We were created with the free will to choose or not choose God. - This is the reason for the passion. This is the reason why the passion had to occur. This is what the Prodigal Son parable is all about. See if you can follow this…:
Free will is not an absolute. As an example: None of us, or few of us “choose” our sexual orientation - that is thrust upon us.
God gives us free will to not choose him. That’s a gift. And the first thing we did with it was to not choose him. At that point, there’s an obvious fork in the road - God can either leave us with our free will and were are be-damned OR he can take away our free will in this regard and we are saved. That’s the two obvious choices - but instead God chooses a 3rd more complicated choice. Thru the passion he provides a way back to him without us losing our free will.
In the Gospels Jesus does not put a gun or sword to us and then tell us how or what to believe. Instead he coaches us and teaches us how to seek the truth. All of Matthew chapter 8 is about that. He wants us to find our way back to him under our own impulses. That’s what the Prodigal Son story is all about. It is each of us’s biography told from God’s perspective. Each of us has to make the journey out and the journey back in. It is more important that we do that, honestly, than anything else.

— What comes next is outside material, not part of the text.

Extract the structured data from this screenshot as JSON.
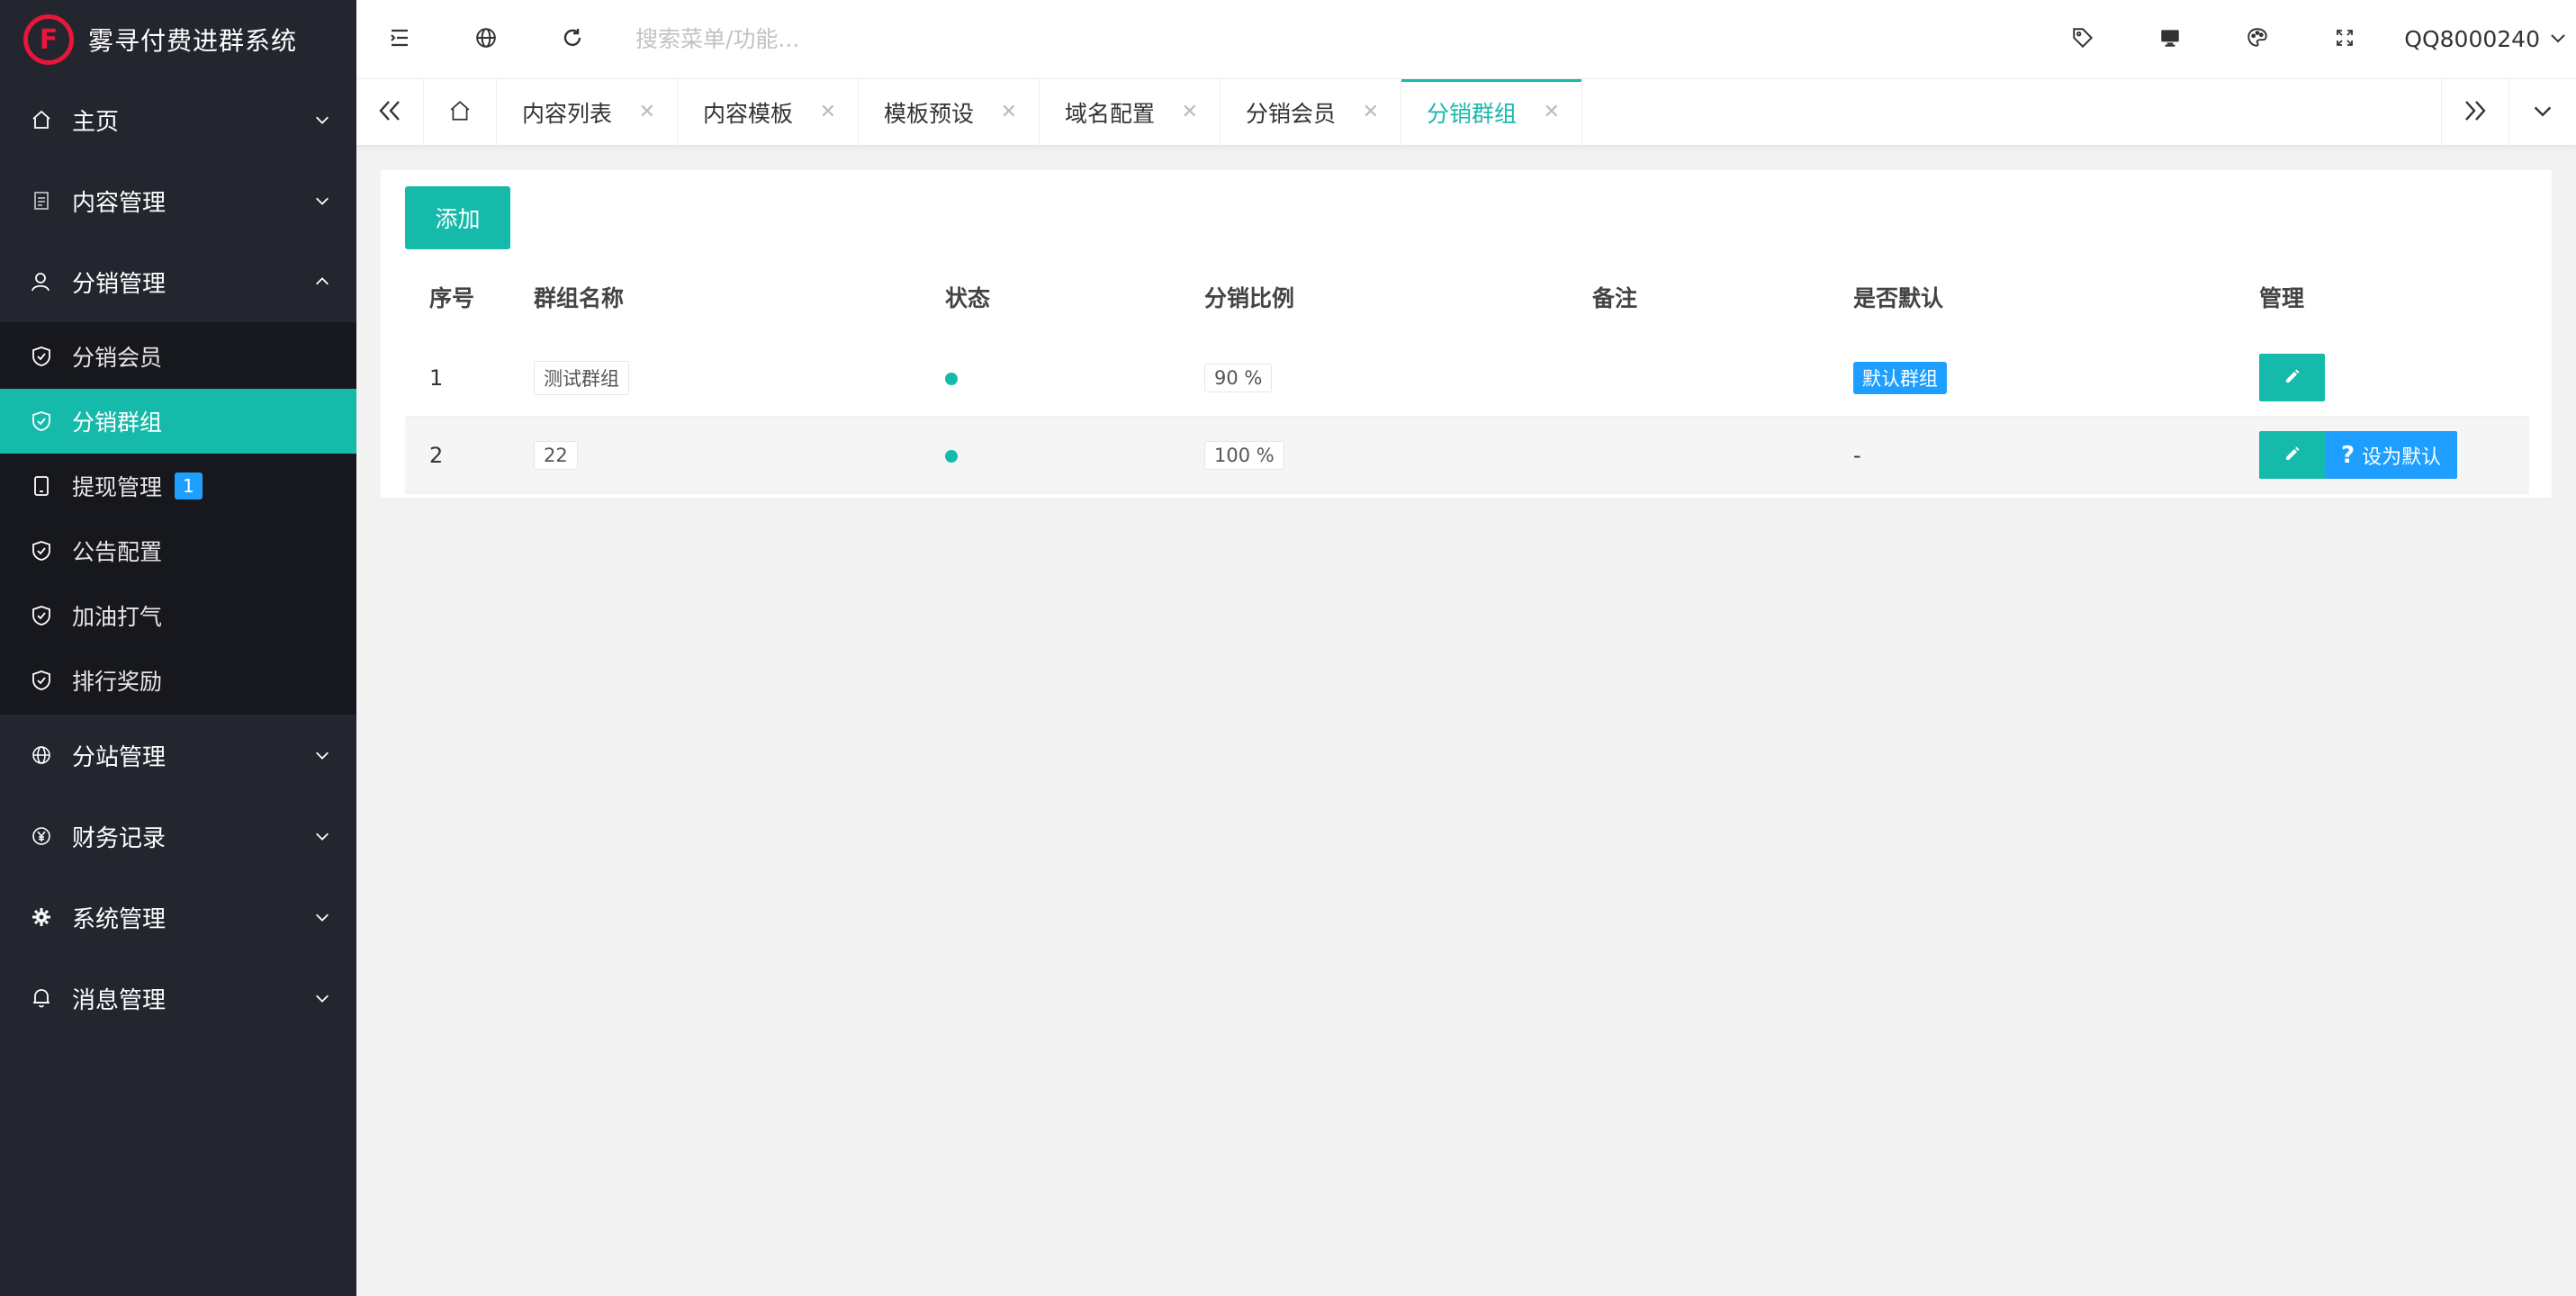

So there’s nothing wrong with anyone being an atheist - it just says where they are on their journey - and hopefully they find their way back. But God doesn’t put a gun to the head of anyone.
What this analysis says about the Passion is stunning. The reason for the passion is not just to save us - God could have done that simply by taking away our free will. What the passion does is allow us to be saved AND keep our free will.
Think about what that means for a moment. God so loved us that he gave us free will AND a way back to him - but that required him into humbling himself into a man’s body, then having himself tortured & humiliated and murdered in the most humiliating way. So free will is important. Atheism is aggravating. In the Prodigal Son story, the father remains troubled the entire time the son is gone, hoping he will return. But apparently tolerance of it and all manner of free with is so important that God put his only begotten son through the meat grinder.
This to me explains the hidden God problem. Not only can we not prove there is a God, we can neither prove that there isn’t a God. Because one or the other would affect our freedom to choose. So science advances, theology advances, knowledge advances but maybe wisdom advances too - and that wisdom is that we cannot prove whether or not there is a God because God wants us to make the choice for him or not for him. Let me save you some anguish. We will never fully be able to prove God exist or does not exist - by design, no matter how advanced our knowledge becomes, and its that way for a reason. The reason is so we can have free will.
To that extent, the proof that there is a God is that we can neither prove or disprove him and that the story of Christianity is all about that.
Now if there is a devil, he is against this project. He wants to deny all the above. And if you dig into it you’ll realize that Islam is all about that. Islam is not about doubt & faith (the lack of certainty provides wiggle room for us to have free will): it is about certainty - creation is evidence of a creator. Islam labors to take away humanity’s freedom of choice, thus the death for apostasy & the beheading of infidels/kafirs. Islam does not deny that there is a God, it just labors to deny us the love of God as manifested in Christ and his sacrifice for us. Islam doesn’t deny God, it just attempts to thwart God’s plan and in that attempts to deny Christ. Islam doesn’t deny Jesus existed, it just attempts to deny the Passion of Christ. Islam then is patently anti-Christ. You don’t have to wonder who the Anti-Christ is, it is Mohammed.